Growing up we moved every year and a half. I never lived anywhere longer...sometimes we moved even more often than that. They weren't just moves across town (although we did those too), they were moves across country, across oceans even! We moved to England, Toronto, Edmonton, Kelowna, Peachland, Westbank, Abbotsford, Mission, Langley, Oregon, Texas....I think that is it! Every year we would move and every year we would have to make new friends, new routines, new traditions. Every year I was the new girl. Every year I was ripped from the best friends I had just barely made. There was one thing that remained the same each year, however. Every year at Christmas we would drive to my Nana and Grandad's in Peachland, BC, to celebrate with them and the rest of our family. Even when we lived as far away as Texas we would drive the 4 day trip out there just to spend the holidays with them. It was the constant in my life. Every year it was the same: we would see my Nana and Grandad, my uncle David and his kids, my Aunt Leslie and her kids, and before he passed my Uncle Glen and his kids. We ate rumballs every year and always played balderdash. I would stare at all my Nana's english decor: the painting of the English soldier, the statuesque head on her shelf, and the metranome that sat on her piano. We would play in their backyard looking at birds and running around with their dogs. Every year we would come back to it...to them.

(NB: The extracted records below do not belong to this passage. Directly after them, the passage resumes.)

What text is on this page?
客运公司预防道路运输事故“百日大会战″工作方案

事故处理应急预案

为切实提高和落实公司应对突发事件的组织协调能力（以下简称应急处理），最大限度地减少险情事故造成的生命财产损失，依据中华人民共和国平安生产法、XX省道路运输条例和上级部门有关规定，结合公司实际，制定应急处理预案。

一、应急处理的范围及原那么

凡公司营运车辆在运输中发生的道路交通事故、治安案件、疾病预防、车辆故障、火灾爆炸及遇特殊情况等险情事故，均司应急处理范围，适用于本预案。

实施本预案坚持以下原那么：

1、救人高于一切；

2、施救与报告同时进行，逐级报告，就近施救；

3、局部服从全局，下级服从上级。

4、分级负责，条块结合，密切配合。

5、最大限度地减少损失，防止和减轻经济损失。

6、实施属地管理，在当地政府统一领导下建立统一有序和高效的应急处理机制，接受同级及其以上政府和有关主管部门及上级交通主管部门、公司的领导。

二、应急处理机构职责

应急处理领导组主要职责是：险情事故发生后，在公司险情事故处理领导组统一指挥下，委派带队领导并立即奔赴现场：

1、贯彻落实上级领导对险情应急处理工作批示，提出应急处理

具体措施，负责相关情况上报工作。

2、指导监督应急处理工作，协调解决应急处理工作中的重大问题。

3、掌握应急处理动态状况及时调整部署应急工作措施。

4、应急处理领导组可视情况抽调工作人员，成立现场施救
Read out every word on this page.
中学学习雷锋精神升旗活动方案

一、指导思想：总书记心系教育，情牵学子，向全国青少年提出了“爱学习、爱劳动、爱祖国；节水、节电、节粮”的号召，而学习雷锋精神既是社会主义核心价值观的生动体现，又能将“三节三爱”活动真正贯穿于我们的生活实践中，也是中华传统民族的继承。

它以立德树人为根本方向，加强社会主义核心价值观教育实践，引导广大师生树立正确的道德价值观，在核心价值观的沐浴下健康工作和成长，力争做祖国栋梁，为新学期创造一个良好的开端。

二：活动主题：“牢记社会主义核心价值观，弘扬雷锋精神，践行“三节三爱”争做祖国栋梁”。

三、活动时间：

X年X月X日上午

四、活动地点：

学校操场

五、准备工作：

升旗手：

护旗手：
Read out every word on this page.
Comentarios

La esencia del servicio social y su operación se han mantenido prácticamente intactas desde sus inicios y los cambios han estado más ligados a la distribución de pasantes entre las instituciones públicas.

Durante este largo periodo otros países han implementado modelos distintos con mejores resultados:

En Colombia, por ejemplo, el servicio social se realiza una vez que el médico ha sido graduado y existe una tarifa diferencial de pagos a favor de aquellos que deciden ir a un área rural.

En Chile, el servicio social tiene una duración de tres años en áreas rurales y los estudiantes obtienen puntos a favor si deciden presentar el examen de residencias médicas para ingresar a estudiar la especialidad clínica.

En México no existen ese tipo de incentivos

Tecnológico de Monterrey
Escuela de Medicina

I have deep scars, and it bothers me that to this day that I don't have my child hood places to return to. I don't have the house I grew up in, the park where I first kissed a boy, the school yard where we ice skated for recess or the church where I first met the Lord. I can't show my children any of that. What I did have though, was my family. This year though, things have changed. Earlier this year I lost my grandma, then in November I lost my Grandad, and earlier this week I lost my Uncle David. I can't describe how strange it feels to be losing my family because to me it seems like so much more than that. It isn't just my family...it is my childhood. They are the only people and memories I had every single year outside of my own mom, dad and sister.It is as if my history is dissapearing before my very eyes.
I struggle with these thoughts yet I know I shouldn't. I know the Lord has blessed me with a new family. New memories to make and new places to visit. I know the things of this earth are simply that: things! As much as I know that, it is still hard. I guess I just needed a venting post to let these thoughts out. I don't normally blog about anything other than adoption, haha as I'm sure most of you are aware of, but today I felt like switching it up. Perhaps God is giving me a tiny glimpse of what so many of the children who come into my house must feel, moving from foster home to foster home, never living in the same place, and having complete histories unknown. I only pray that our home can be the last stop for these children and that a new history can begin for them!